Anak gadisnya Ibu selalu berbagi tugas bab dapur, kebersihan dan siapa yang akan menjaga adik-adik. Mba Ida, selalu mendapat jatah dapur. Semua tentang dapur memang selalu menjadi jagonya anak pertama, terlebih perempuan. Rasa-rasanya tidak afdhal, kalau anak perempuan apalagi anak pertama tetapi tidak jagoan masalah masak-memasak. Anak gadis Ibu yang kedua adalah mba Farah, paling susah untuk mengerjakan ini itu. Tapi, khusus di harinya Ibu, mau tidak mau harus mendapat jatah; kebersihan. Urusan ketiga lelaki kecil kami, tentu saja aku yang mengurusnya, meskipun masih ‘belepotan’. Utamanya adalah kami semua ingin menggantikan tugas Ibu.

April.
Pada masa sekarang, kami tidak kuasa melakukan itu lagi. Sebab, tepatnya hari ini adalah harinya Ibu. Tapi, Ibu berada di alam yang lain. Tidak ada lagi di dunia yang sama dengan kami. Hari ini aku pun hanya bisa mengenang. Setiap harinya hanya mengenang tentang Ibu.

April.
Dulu, setiap ba’da shalat malam aku menyempatkan mengirim pesan singkat untuk Ibu.

;
Baarakallahu fii umrik, Ibu tercinta.
Semoga Allah memberkahi sisa usia Ibu dan segala urusan Ibu diridhai olehNya.
Terimakasih sudah melahirkan Desi dengan susah payah.
Maafkan Desi, Bu. Sebesar ini, anak gadis Ibu belum mampu membahagiakan Ibu.
Sehat-sehat, Ibu sayang.
Desi mencintai Ibu karena Allah.

Begitu itu.
Anak gadisnya Ibu selalu tidak lupa menutup pesannya dengan: uhibbuki fillah, Bu. Pada bagian ini, setelah selesai mengetik, pasti sudah mengalir bulir hangat dari ujung mata. Sudah tidak kuat lagi membendung. Rasanya, sudah begitu banyak kekuatan yang Allah berikan kepadaku dan anak-anak Ibu yang lain melalui tangan lembut serta senyuman hangat Ibu.

Apa kabar April ini?
Sepi.
Tidak ada bincang tentang Ibu, kecuali senja tadi bersama mba Ida. Tapi, aku yakin doa-doa untuk Ibu tidak pernah sepi.

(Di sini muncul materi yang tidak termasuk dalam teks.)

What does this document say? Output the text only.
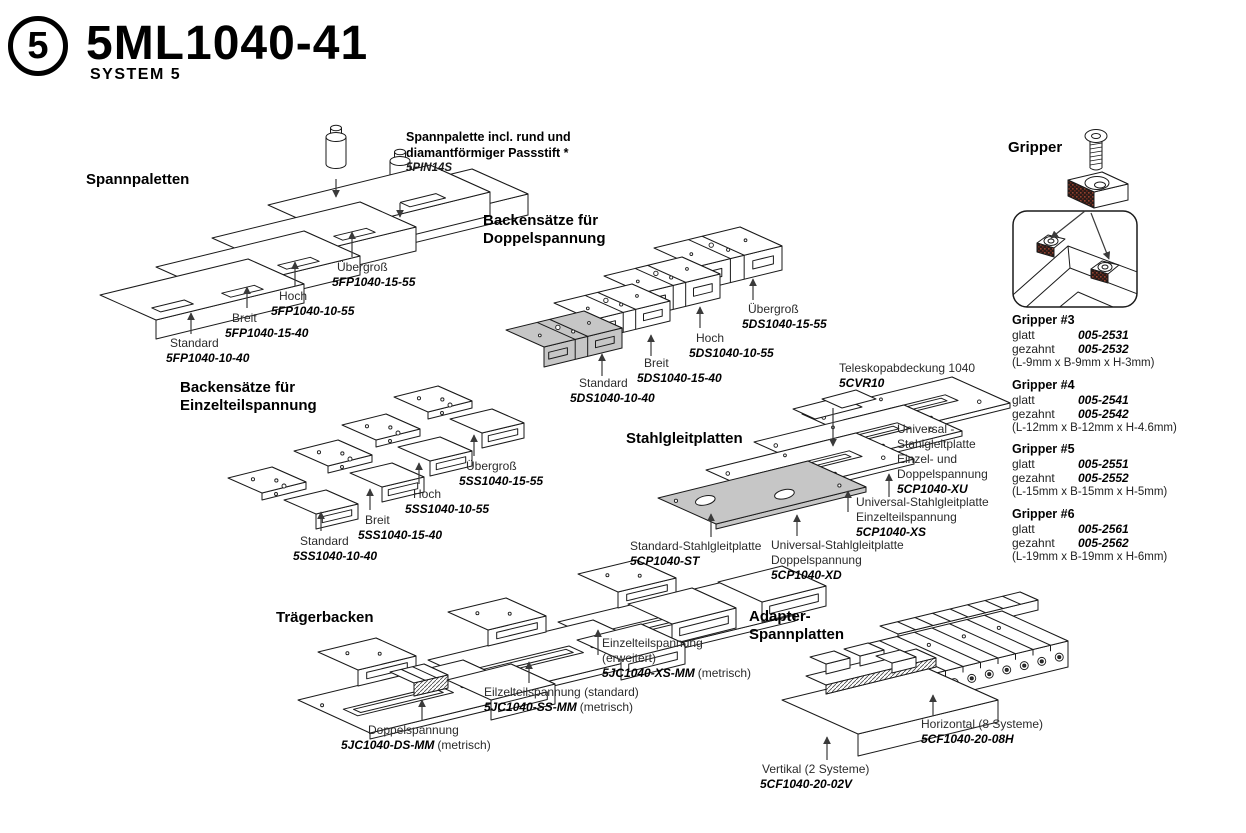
5 5ML1040-41
SYSTEM 5
Spannpaletten
Backensätze für
Doppelspannung
Backensätze für
Einzelteilspannung
Stahlgleitplatten
Trägerbacken	Adapter-
Spannplatten
Gripper
Spannpalette incl. rund und
diamantförmiger Passstift *
5PIN14S
Standard
5FP1040-10-40
Breit
5FP1040-15-40
Hoch
5FP1040-10-55
Übergroß
5FP1040-15-55
Standard
5DS1040-10-40
Breit
5DS1040-15-40
Hoch
5DS1040-10-55
Übergroß
5DS1040-15-55
Standard
5SS1040-10-40
Breit
5SS1040-15-40
Hoch
5SS1040-10-55
Übergroß
5SS1040-15-55
Teleskopabdeckung 1040
5CVR10
Universal -
Stahlgleitplatte
Einzel- und
Doppelspannung
5CP1040-XU
Universal-Stahlgleitplatte
Einzelteilspannung
5CP1040-XS
Universal-Stahlgleitplatte
Doppelspannung
5CP1040-XD
Standard-Stahlgleitplatte
5CP1040-ST
Doppelspannung
5JC1040-DS-MM (metrisch)
Eilzelteilspannung (standard)
5JC1040-SS-MM (metrisch)
Einzelteilspannung
(erweitert)
5JC1040-XS-MM (metrisch)
Vertikal (2 Systeme)
5CF1040-20-02V
Horizontal (8 Systeme)
5CF1040-20-08H
Gripper #3
glatt	005-2531
gezahnt 005-2532
(L-9mm x B-9mm x H-3mm)
Gripper #4
glatt	005-2541
gezahnt 005-2542
(L-12mm x B-12mm x H-4.6mm)
Gripper #5
glatt	005-2551
gezahnt 005-2552
(L-15mm x B-15mm x H-5mm)
Gripper #6
glatt	005-2561
gezahnt 005-2562
(L-19mm x B-19mm x H-6mm)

April adalah bulan mengenang.
Sedangkan hari-hari di bulan selain April adalah hari mengingat pesan-pesan Ibu.

Iya, setiap hari adalah milik Ibu.

Semua anak-anak Ibu menyayangi Ibu lebih dari apapun. Meskipun tidak mungkin menyamai sayangnya Ibu untuk kami. Semoga Ibu diberikan tempat yang terbaik di sisi Allah. Allahummaghfirlaha warhamha wa’afiha wa’fu ‘anha.